Question

The Van't Hoff factor for a solution of $K_2SO_4$ in water is:

• A. 1
• B. 2
• C. 3
• D. 4

Hint:

For salts, just count the subscripts in the chemical formula to find the number of ions. For example, $NaCl$ has 2 ions (\( i=2 \)), $K_2SO_4$ has 3 ions (\( i=3 \)), and $AlCl_3$ has 4 ions (\( i=4 \)).

Answer 1

The Correct Option is C

Step 1: Understanding the Question:
The question asks for the Van't Hoff factor (\( i \)) for the electrolyte $K_2SO_4$ (assuming "KSO" is a typo for Potassium Sulfate, $K_2SO_4$, as it is a common exam example) when dissolved in water. The Van't Hoff factor represents the degree of dissociation of a solute.
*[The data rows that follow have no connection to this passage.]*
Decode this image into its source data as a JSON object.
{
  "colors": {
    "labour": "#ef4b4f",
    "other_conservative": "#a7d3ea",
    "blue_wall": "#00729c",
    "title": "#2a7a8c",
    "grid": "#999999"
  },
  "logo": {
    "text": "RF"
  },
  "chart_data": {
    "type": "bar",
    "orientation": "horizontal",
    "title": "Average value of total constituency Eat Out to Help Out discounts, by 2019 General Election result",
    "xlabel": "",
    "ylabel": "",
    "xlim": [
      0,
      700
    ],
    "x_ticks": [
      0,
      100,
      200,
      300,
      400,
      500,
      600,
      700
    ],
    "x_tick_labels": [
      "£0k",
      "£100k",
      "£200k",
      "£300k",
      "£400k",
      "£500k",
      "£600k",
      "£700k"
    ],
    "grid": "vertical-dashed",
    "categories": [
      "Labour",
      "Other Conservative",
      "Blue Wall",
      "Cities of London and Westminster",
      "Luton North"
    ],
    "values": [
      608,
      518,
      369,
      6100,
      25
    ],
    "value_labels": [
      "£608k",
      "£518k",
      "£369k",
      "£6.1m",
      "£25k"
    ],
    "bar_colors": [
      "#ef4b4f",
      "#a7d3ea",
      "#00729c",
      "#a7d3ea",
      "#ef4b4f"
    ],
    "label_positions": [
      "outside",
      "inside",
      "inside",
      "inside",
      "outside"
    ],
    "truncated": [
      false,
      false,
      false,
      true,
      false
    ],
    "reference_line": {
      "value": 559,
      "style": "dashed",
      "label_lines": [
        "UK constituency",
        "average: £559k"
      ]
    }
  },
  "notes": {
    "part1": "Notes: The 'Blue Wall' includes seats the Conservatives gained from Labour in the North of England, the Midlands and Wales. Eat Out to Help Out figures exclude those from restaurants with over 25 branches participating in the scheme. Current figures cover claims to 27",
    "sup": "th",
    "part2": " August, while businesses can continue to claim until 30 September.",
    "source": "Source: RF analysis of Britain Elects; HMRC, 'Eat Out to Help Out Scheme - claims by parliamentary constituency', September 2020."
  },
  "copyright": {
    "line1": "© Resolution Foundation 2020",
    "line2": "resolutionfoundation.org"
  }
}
Step 2: Key Formula or Approach:
For strong electrolytes that dissociate completely in dilute solutions:
\[ i = \text{total number of ions produced per formula unit} \] For an electrolyte \( A_xB_y \) that dissociates into \( xA^{y+} \) and \( yB^{x-} \), the number of ions is \( n = x + y \).
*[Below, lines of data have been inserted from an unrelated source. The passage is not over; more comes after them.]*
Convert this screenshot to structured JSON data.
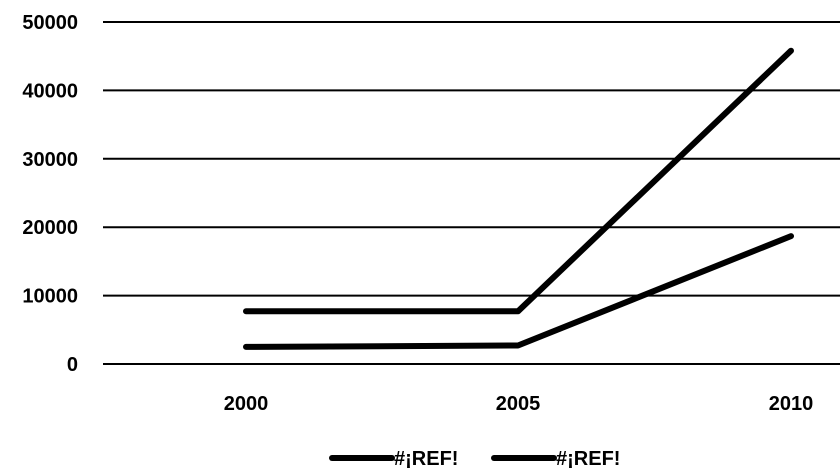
{
  "chart_data": {
    "type": "line",
    "x": [
      "2000",
      "2005",
      "2010"
    ],
    "ylim": [
      0,
      50000
    ],
    "yticks": [
      "0",
      "10000",
      "20000",
      "30000",
      "40000",
      "50000"
    ],
    "grid": true,
    "legend_position": "bottom",
    "series": [
      {
        "name": "#¡REF!",
        "values": [
          7700,
          7700,
          45800
        ],
        "color": "#000000"
      },
      {
        "name": "#¡REF!",
        "values": [
          2500,
          2700,
          18700
        ],
        "color": "#000000"
      }
    ]
  }
}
Step 3: Detailed Explanation:
When Potassium Sulfate ($K_2SO_4$) dissolves in water, it dissociates into its constituent ions as follows:
\[ K_2SO_4(s) \rightarrow 2K^+(aq) + SO_4^{2-}(aq) \] - Number of potassium ions (\( K^+ \)) = 2
- Number of sulfate ions (\( SO_4^{2-} \)) = 1
Total number of ions produced = \( 2 + 1 = 3 \).
Assuming complete dissociation (ideal solution), the Van't Hoff factor \( i \) is equal to the number of ions produced.
Therefore, \( i = 3 \).

Step 4: Final Answer:
The Van't Hoff factor for a solution of $K_2SO_4$ in water is 3.